I discovered Bernard Fall’s Street Without Joy via Ken Lopez, an antiquarian bookseller in Massachusetts. His weekly e-newsletter included a first edition of the fourth/revised edition of this classic account of the French Indochina war between 1946 and 1954. I’d never heard of the book and, being drawn to stories — fiction and non-fiction — on the U.S. Vietnam War that filled the black-and-white TV screens of my childhood, I copied the newsletter summary of Fall’s book in Notepad and kept it on my computer.  

It bears mentioning here that several weeks back I read Karl Marlantes’ Matterhorn, an unforgettable, gut-wrenching novel that follows a fictional U.S. battalion in Vietnam. The now best-selling novel so fully absorbed me I wish I could start it new again, to relive the days when all I wanted to do was read that book. My gravitation to Street Without Joy seems natural in this context because Bernard Fall lays bare the French army’s strategic mistakes that led to their famous defeat at Dien Bien Phu, giving the U.S. obvious warnings we’d repeat their failure if we proceeded similarly, which we did.

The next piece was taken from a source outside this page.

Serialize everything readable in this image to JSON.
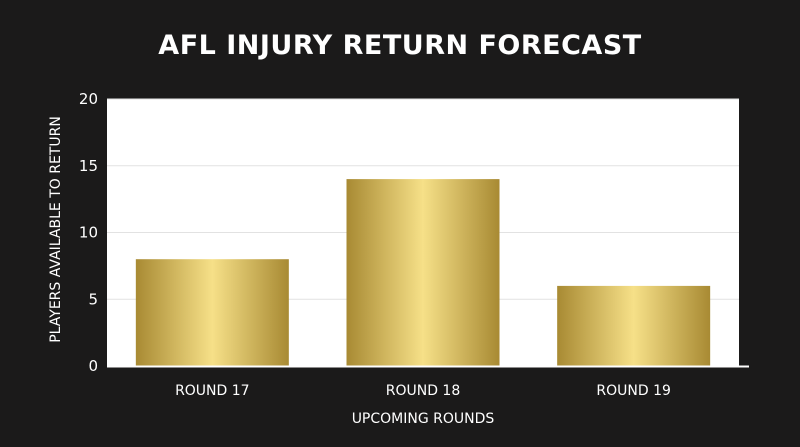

When Street Without Joy was first published in 1961, the Kennedy administration was escalating the presence of U.S. troops in Vietnam. The book didn’t get much attention, an unfortunate response considering Fall hammers home the impossibility of Western military arms and technology triumphing over the region’s terrain and people. Colin Powell attests to the oversight in his autobiography, My American Journey when he writes:

“I recently reread Bernard Fall’s book on Vietnam, Street Without Joy. Fall makes painfully clear that we had almost no understanding of what we had gotten ourselves into. I cannot help thinking that if President Kennedy or President Johnson had spent a quiet weekend at Camp David reading that perceptive book, they would have returned to the White House Monday morning and immediately started to figure out a way to extricate ourselves from the quicksand of Vietnam.”

The fourth edition of Street Without Joy, published in 1964, includes revisions by Fall that address the escalated U.S. military presence in the region. I see it as a non-fiction prequel that gives the novel Matterhorn deeper meaning. I’m reading a library copy of Fall’s book, but I don’t think that’s going to diminish a developing, insistent desire to own its rare cousin available from the antiquarian bookseller. 

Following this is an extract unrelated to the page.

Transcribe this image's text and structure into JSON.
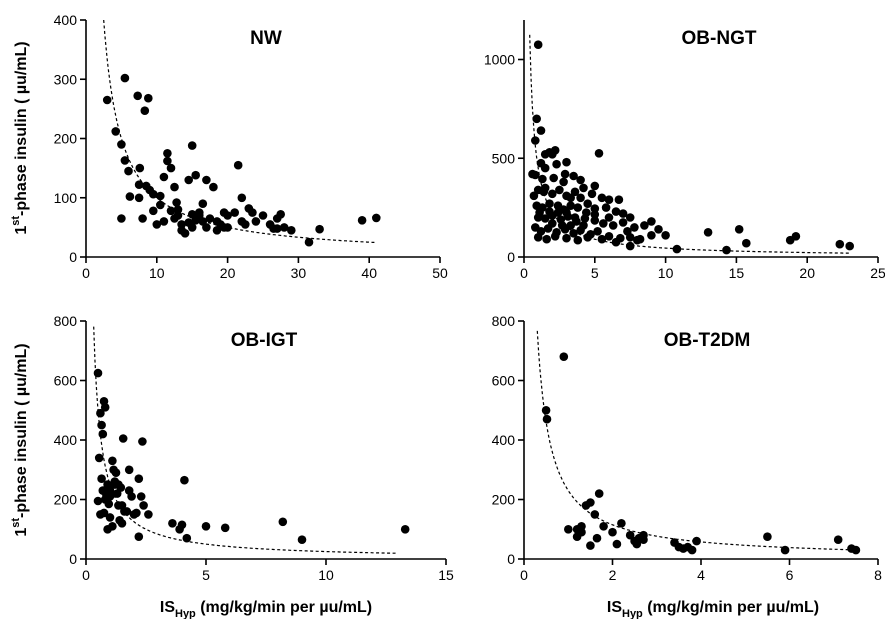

That cousin is inscribed by Fall to a Major Weber in 1964, and there’s also an ownership signature of a major in the U.S. Air Force dated 1965. Who knows how many other soldiers read this copy, as they prepared to fight the same enemy as the French. I imagine these solider-readers as those I  got to know in Matterhorn and see the two books sitting side-by-side on my bookshelf in necessary recognition of what happened to them. What stops me is the price, beyond what I can justify within my book collecting budget; however, it’s likely only a matter of time before I give in.  Of course, if I wait too long, the book may no longer be available.  But that’s how this collecting jig is danced.